John Frederick Nelson, the chairman of Lloyd’s, toldBusiness Standard, We are excited to have got the licence from the insurance regulator last week, but we think the expansion of the Indian market could be slowed by the unequal treatment.
He also said Lloyd’s could consider joining India’s sole re-insurer, as of now GIC Re, in the Indian nuclear liability pool. We have to take those decisions as we go along. But yes, in principle, we are open.
Nelson is in Delhi as part of a delegation of CEOs of UK-based companies that have accompanied UK Prime Minister Theresa May.
The permission that Lloyd’s got on Monday will allow it to set up a branch in India in 2017. It got an R1 licence, which is the first stage of approval for any insurance entity in India. After R1, the regulator gives R2 and R3 licences to make a branch operational.
The Insurance Regulatory Development Authority of India had already approved the first stage licence, or R1, to four foreign re-insurers and one Indian entity, ITI Re-insurance, but under two categories.
The first category is for Indian re-insurers who will get a minimum of 5 per cent of each new domestic reinsurance business. The rest can be farmed out among the foreign players. Nelson wants this asymmetry to be erased.

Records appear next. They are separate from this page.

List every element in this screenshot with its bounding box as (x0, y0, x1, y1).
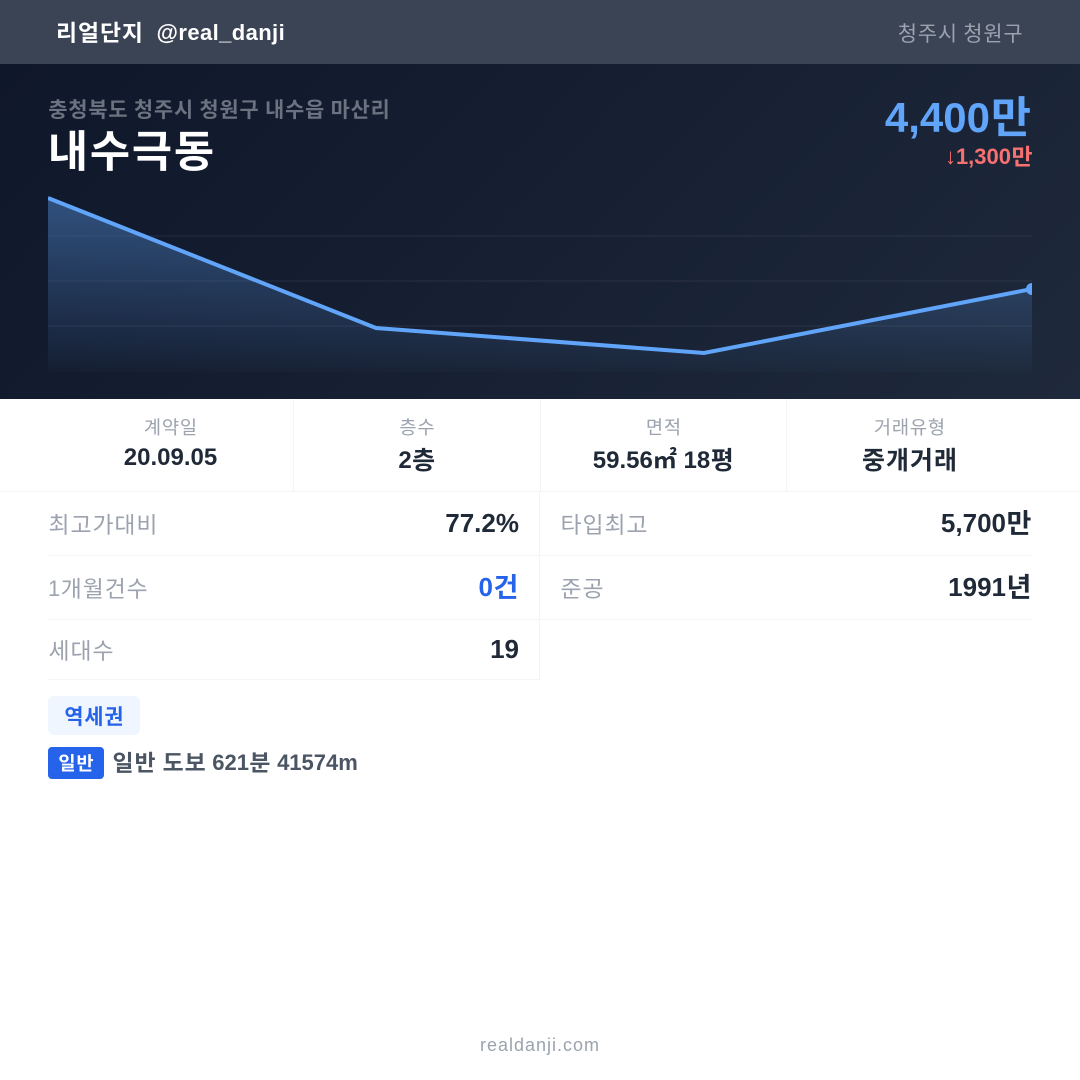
area line chart (48, 196, 1032, 362)
header bar (0, 0, 1080, 64)
summary stats row (0, 399, 1080, 492)
stat: contract date: 20.09.05 (124, 444, 217, 471)
address: 충청북도 청주시 청원구 내수읍 마산리 (48, 99, 391, 122)
row: households: 19 (490, 634, 519, 664)
station area tag (48, 696, 140, 735)
stat: deal type: 중개거래 (862, 447, 958, 475)
badge: 일반 (58, 753, 94, 774)
row: households: 세대수 (48, 638, 114, 664)
complex name: 내수극동 (48, 128, 216, 177)
row: monthly deals (48, 572, 520, 603)
row: type high: 5,700만 (941, 508, 1033, 539)
stat: deal type: 거래유형 (874, 417, 946, 438)
stat: contract date (124, 417, 217, 471)
row: built year: 준공 (560, 576, 604, 602)
stat: deal type (862, 417, 958, 475)
stat: contract date: 계약일 (144, 417, 198, 438)
stat: area (593, 417, 735, 475)
price: 4,400만 (885, 94, 1033, 143)
price change: ↓1,300만 (945, 144, 1033, 170)
region label: 청주시 청원구 (898, 23, 1023, 46)
row: built year: 1991년 (948, 572, 1033, 603)
stat: floor (398, 417, 436, 475)
row: ratio to peak: 최고가대비 (48, 512, 158, 538)
stat: floor: 2층 (398, 447, 436, 475)
badge (48, 747, 104, 779)
row: built year (560, 572, 1033, 603)
row: ratio to peak: 77.2% (445, 508, 519, 538)
station area tag: 역세권 (64, 706, 124, 729)
row: type high: 타입최고 (560, 512, 648, 538)
brand name and handle: 리얼단지 @real_danji (56, 20, 285, 46)
stat: area: 59.56㎡ 18평 (593, 447, 735, 475)
stat: area: 면적 (646, 417, 682, 438)
details table (48, 492, 1033, 680)
row: ratio to peak (48, 508, 519, 538)
row: monthly deals: 1개월건수 (48, 576, 149, 602)
stat: floor: 층수 (399, 417, 435, 438)
footer site name: realdanji.com (480, 1035, 600, 1055)
hero panel (0, 64, 1080, 399)
row: type high (560, 508, 1033, 539)
row: households (48, 634, 519, 664)
row: monthly deals: 0건 (479, 572, 520, 603)
walking distance: 일반 도보 621분 41574m (112, 750, 358, 776)
transit info (48, 747, 358, 779)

Lloyd’s is the world’s oldest insurance venture. The society of underwriters has been in operation since 1688 and even today ranks sixth among all the re-insurance companies of the world by premium received.
The emergence of the foreign reinsurers will be a challenge for GIC Re which has so far enjoyed a monopoly position in the domestic reinsurance market.
For instance, the nuclear liability pool to ring-fence the risks of nuclear power plant operators in India is exclusively run by GIC Re with participation from mostly state-run general insurance companies.
Nelson said the launch of their reinsurance business will be a slow start in India from next year, their third Asian base after Singapore and China. Some of the Indian business getting written in Singapore should fly back here once the market stabilises, he said.
Opening up of the Indian re-insurance market has been seen as a major piece of reform of the Indian financial sector.
The NDA government has liberalised the sector as a part of allowing 49 per cent foreign investment into it, last year.
One of the changes allowed is to permit foreign re-insurance companies to set up shop in India, including Lloyd’s which is strictly not a company but a society of underwriters, who offer cover for almost all sorts of risk, personal or business.